Simply put, is this a realistic challenge?
If so, what would be a good path to follow?
Anyone out there with any useful advice to share?

Thanks

jhack's picture

Staying put, performing well, and earning your stripes is compatible with contributing to turning things around (unless your company is hopelessly messed up, in which case you should be buffing up your resume.)

Several thoughts:

- You provide inadequate detail for a proper response (possibly with good reason.) It seems unlikely that "almost everyone within the unit recognises the issues" and still no one does anything. What, specifically, is holding back progress? Are good people moved out? Is it churn? Are the folks at the very top NOT on board?

- Do well, get promoted, and make the needed changes. What's wrong with that plan?

- Good senior people like to see initiative from the ranks, if it is handled professionally. Often, middle managers try to do too much ("we need sweeping reorganization") rather than pick one thing that a group of middle managers has the ability to do themselves ("let's get together for lunch twice a week to figure out how to reduce inventory by 15%"). Do that, and you'll find out if there really is a common understanding of the issues, or if it's really just a culture of griping.

- I don't know what "structurally underperforms" means.

John

FlyingDutchman's picture

JHack
Thanks for sharing your thoughts.
If I summarize your comment correctly, you are advising to leave the BHAG of turning the organisation around for the moment, focus on getting on with incremental improvements, getting promoted and then taking it from there.

And indeed, that is precisely my current course.

Many of us work incrementally, focussing indeed on improving 10% here, 15% there.
I am a great supporter of hard work and incremental improvement.

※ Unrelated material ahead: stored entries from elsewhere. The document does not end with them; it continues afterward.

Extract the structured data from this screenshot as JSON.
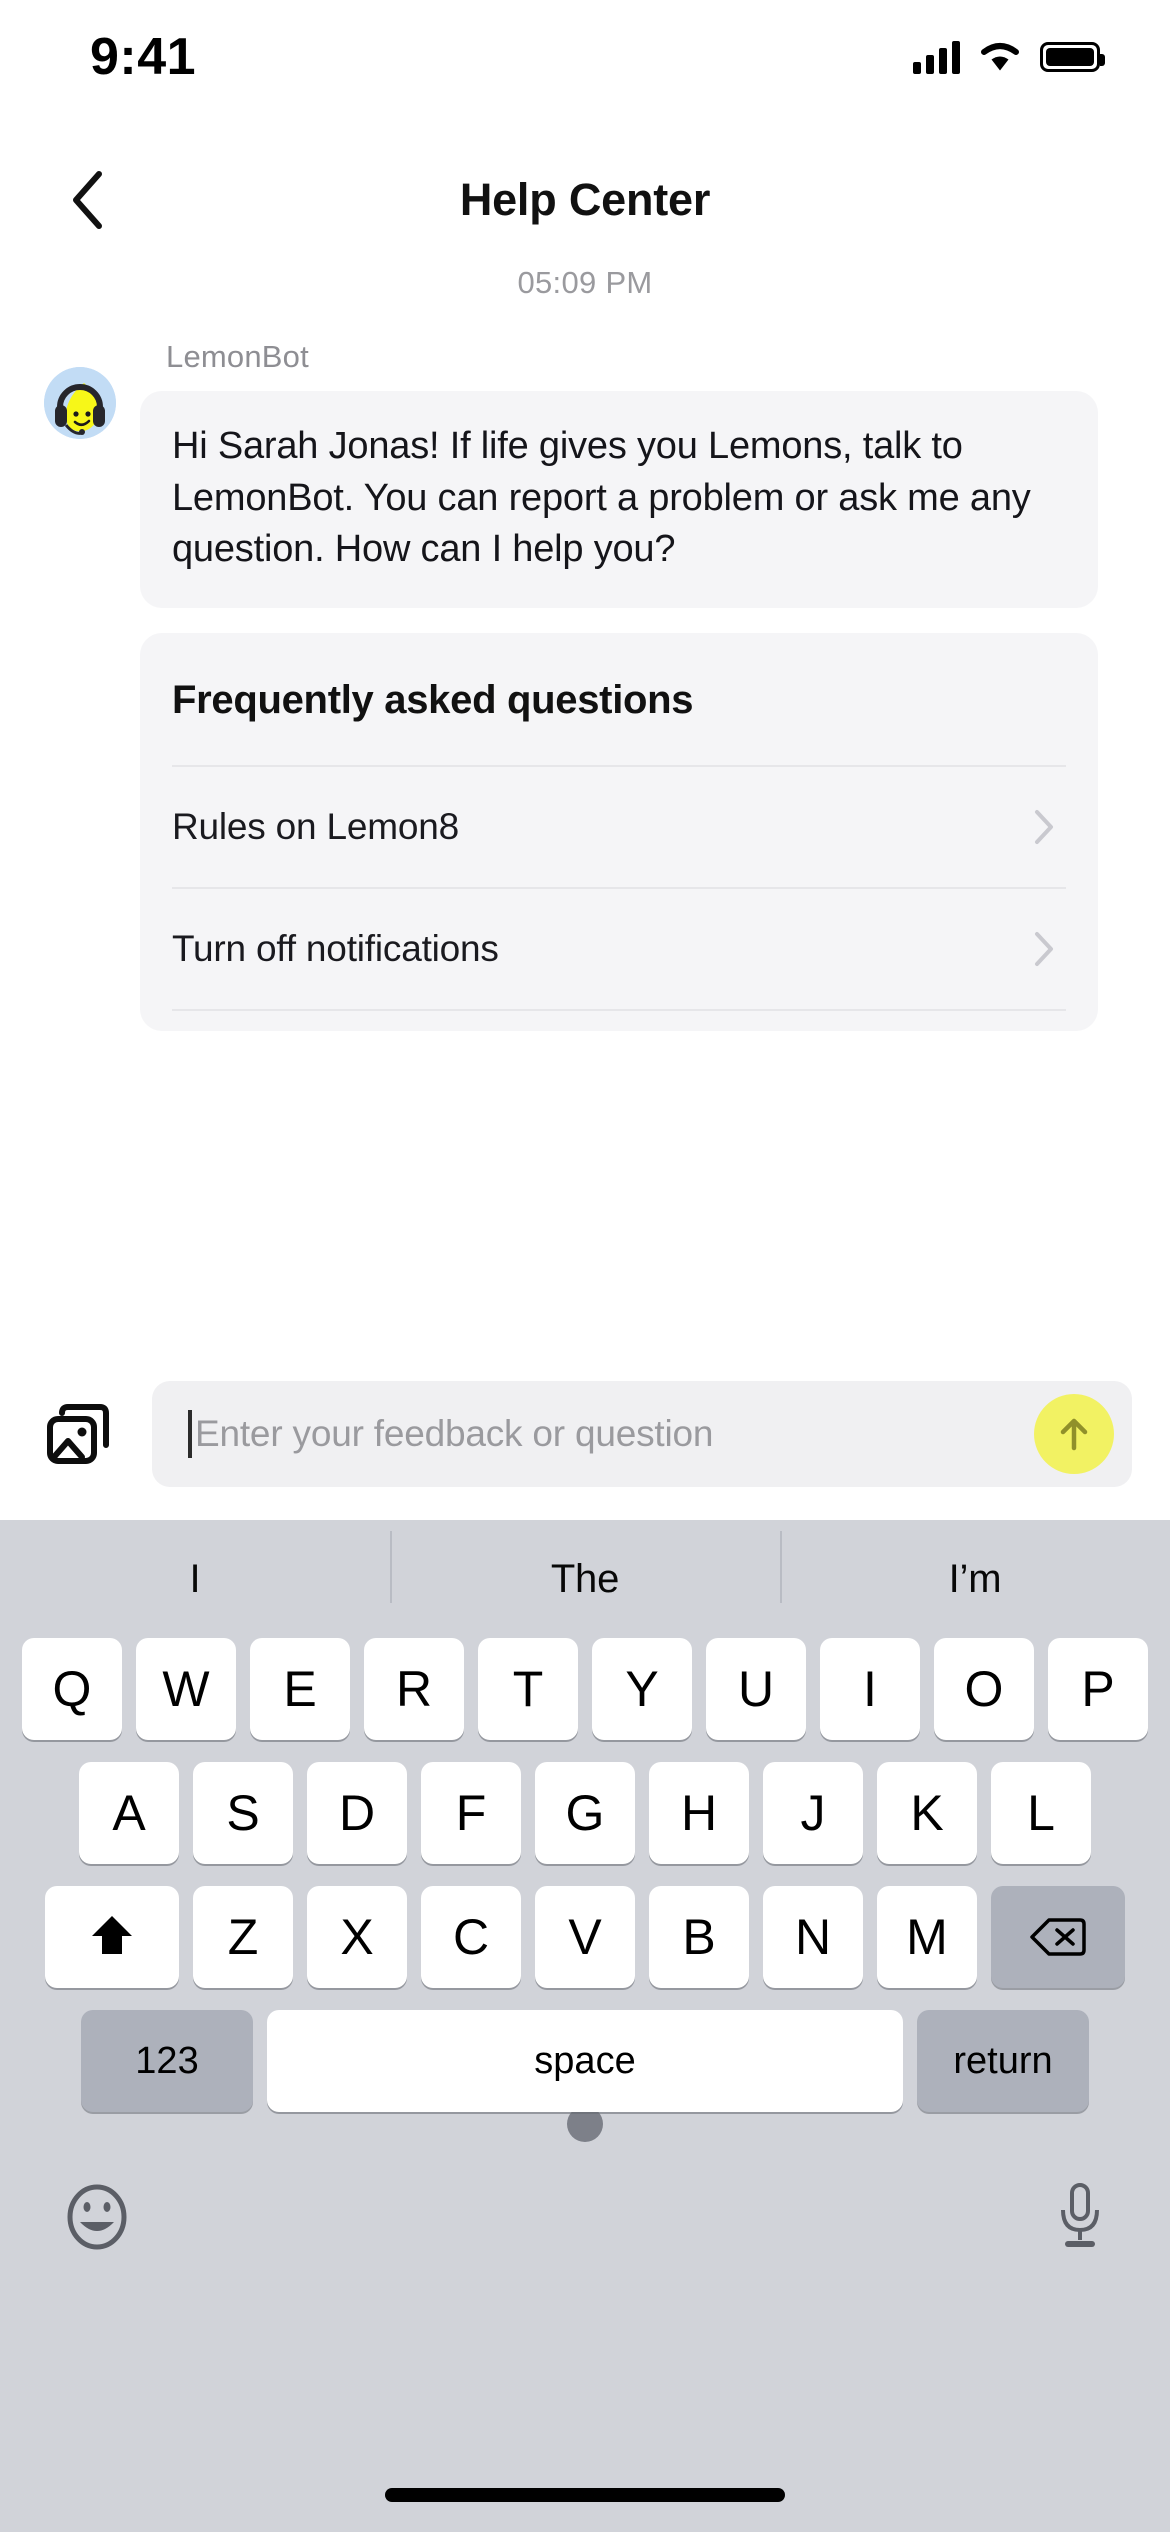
{
  "status_bar": {
    "time": "9:41",
    "signal_icon": "cellular-signal-icon",
    "wifi_icon": "wifi-icon",
    "battery_icon": "battery-full-icon"
  },
  "nav": {
    "back_icon": "chevron-left-icon",
    "title": "Help Center"
  },
  "chat": {
    "timestamp": "05:09 PM",
    "bot_name": "LemonBot",
    "avatar_icon": "lemonbot-avatar-icon",
    "message": "Hi Sarah Jonas! If life gives you Lemons, talk to LemonBot. You can report a problem or ask me any question. How can I help you?",
    "faq": {
      "title": "Frequently asked questions",
      "items": [
        {
          "label": "Rules on Lemon8",
          "chevron_icon": "chevron-right-icon"
        },
        {
          "label": "Turn off notifications",
          "chevron_icon": "chevron-right-icon"
        }
      ]
    }
  },
  "input_bar": {
    "photo_icon": "photo-library-icon",
    "placeholder": "Enter your feedback or question",
    "value": "",
    "send_icon": "arrow-up-icon",
    "send_color": "#f2f263"
  },
  "keyboard": {
    "suggestions": [
      "I",
      "The",
      "I’m"
    ],
    "row1": [
      "Q",
      "W",
      "E",
      "R",
      "T",
      "Y",
      "U",
      "I",
      "O",
      "P"
    ],
    "row2": [
      "A",
      "S",
      "D",
      "F",
      "G",
      "H",
      "J",
      "K",
      "L"
    ],
    "row3": [
      "Z",
      "X",
      "C",
      "V",
      "B",
      "N",
      "M"
    ],
    "shift_icon": "shift-up-icon",
    "delete_icon": "backspace-delete-icon",
    "numbers_label": "123",
    "space_label": "space",
    "return_label": "return",
    "emoji_icon": "emoji-smiley-icon",
    "mic_icon": "microphone-icon"
  }
}
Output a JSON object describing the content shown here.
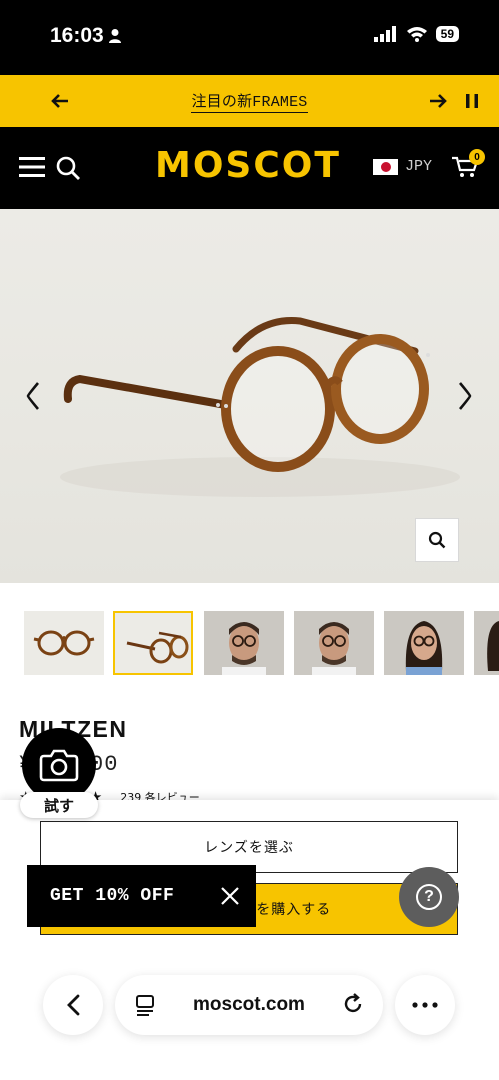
{
  "status_bar": {
    "time": "16:03",
    "battery": "59"
  },
  "promo": {
    "text_jp": "注目の新",
    "text_latin": "FRAMES"
  },
  "header": {
    "logo": "MOSCOT",
    "currency": "JPY",
    "cart_count": "0"
  },
  "product": {
    "name": "MILTZEN",
    "price": "¥59,400",
    "rating_stars": 5,
    "review_count": "239 各レビュー"
  },
  "actions": {
    "lens_button": "レンズを選ぶ",
    "buy_button": "フレームのみを購入する",
    "try_on_label": "試す"
  },
  "discount": {
    "text": "GET 10% OFF"
  },
  "help": {
    "label": "?"
  },
  "browser": {
    "url": "moscot.com"
  },
  "colors": {
    "brand_yellow": "#f7c400",
    "header_black": "#000000"
  },
  "icons": [
    "person-icon",
    "signal-icon",
    "wifi-icon",
    "arrow-left-icon",
    "arrow-right-icon",
    "pause-icon",
    "menu-icon",
    "search-icon",
    "cart-icon",
    "chevron-left-icon",
    "chevron-right-icon",
    "zoom-icon",
    "camera-icon",
    "close-icon",
    "help-icon",
    "reader-icon",
    "reload-icon",
    "more-icon"
  ]
}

It is difficult enough and done well it's all that is needed most of the times.
In an attempt to turn our cost performance around, we are undertaking a cost excellence initiative including bottom-up Kaizens. The results are encouraging, thus we can channel this energy in broader initiatives. However we have done similar initiatives in the past and the results, equally encouraging in the short term, have been short lived because yet again the sense of urgency behind eventually faltered.

You ask what specifically holds back progress. I mentioned complacency. While at individual level most recognize the urgency, at the back of everyone's minds we know that while the company will continue to challenge us, they can realistically only expect to improve things a little at best and accept the outcomes.
This reflects on the people behaviours, managers and individual contributors alike, not consistently driving performance.

Because of the springboard effect, most manager commitment for the longer term is missing. Interestingly enough, griping is rife with the rank-and-file. They blame us managers precisely because we come and go, without addressing their fundamental problems.

With all that in mind, deep inside I already know the only rational course of action is to stay the course as you suggested.

It still bothers me that in the meantime we will continue to destroy value and underperform. Structurally here means year in, year out.

Thanks again and regards

jhack's picture

Initiatives that show only short term improvement are probably the result of the "Hawthorne Effect." See http://en.wikipedia.org/wiki/Hawthorne_effect

Basically, no changes were made. No new processes, just a temporary jolt of energy because managers were inspired. Lasting change requires more than an initiative.

Lasting change means that the way people work changes, for good. New processes. New systems. Not just more effort.

BTW, don't know how many of the Manager Tools podcasts you've had a chance to absorb, so indulge me if you're up to speed. The basics (one on ones, coaching, and feedback) are truly transformative. "Creating a sense of urgency" is obviously germaine to your situation.

For what it's worth, griping in the rank and file about management is nearly ubiquitous. And I would submit that the fundamental problem is that managers aren't being held accountable for performance. Hold yourself and your team to higher standards.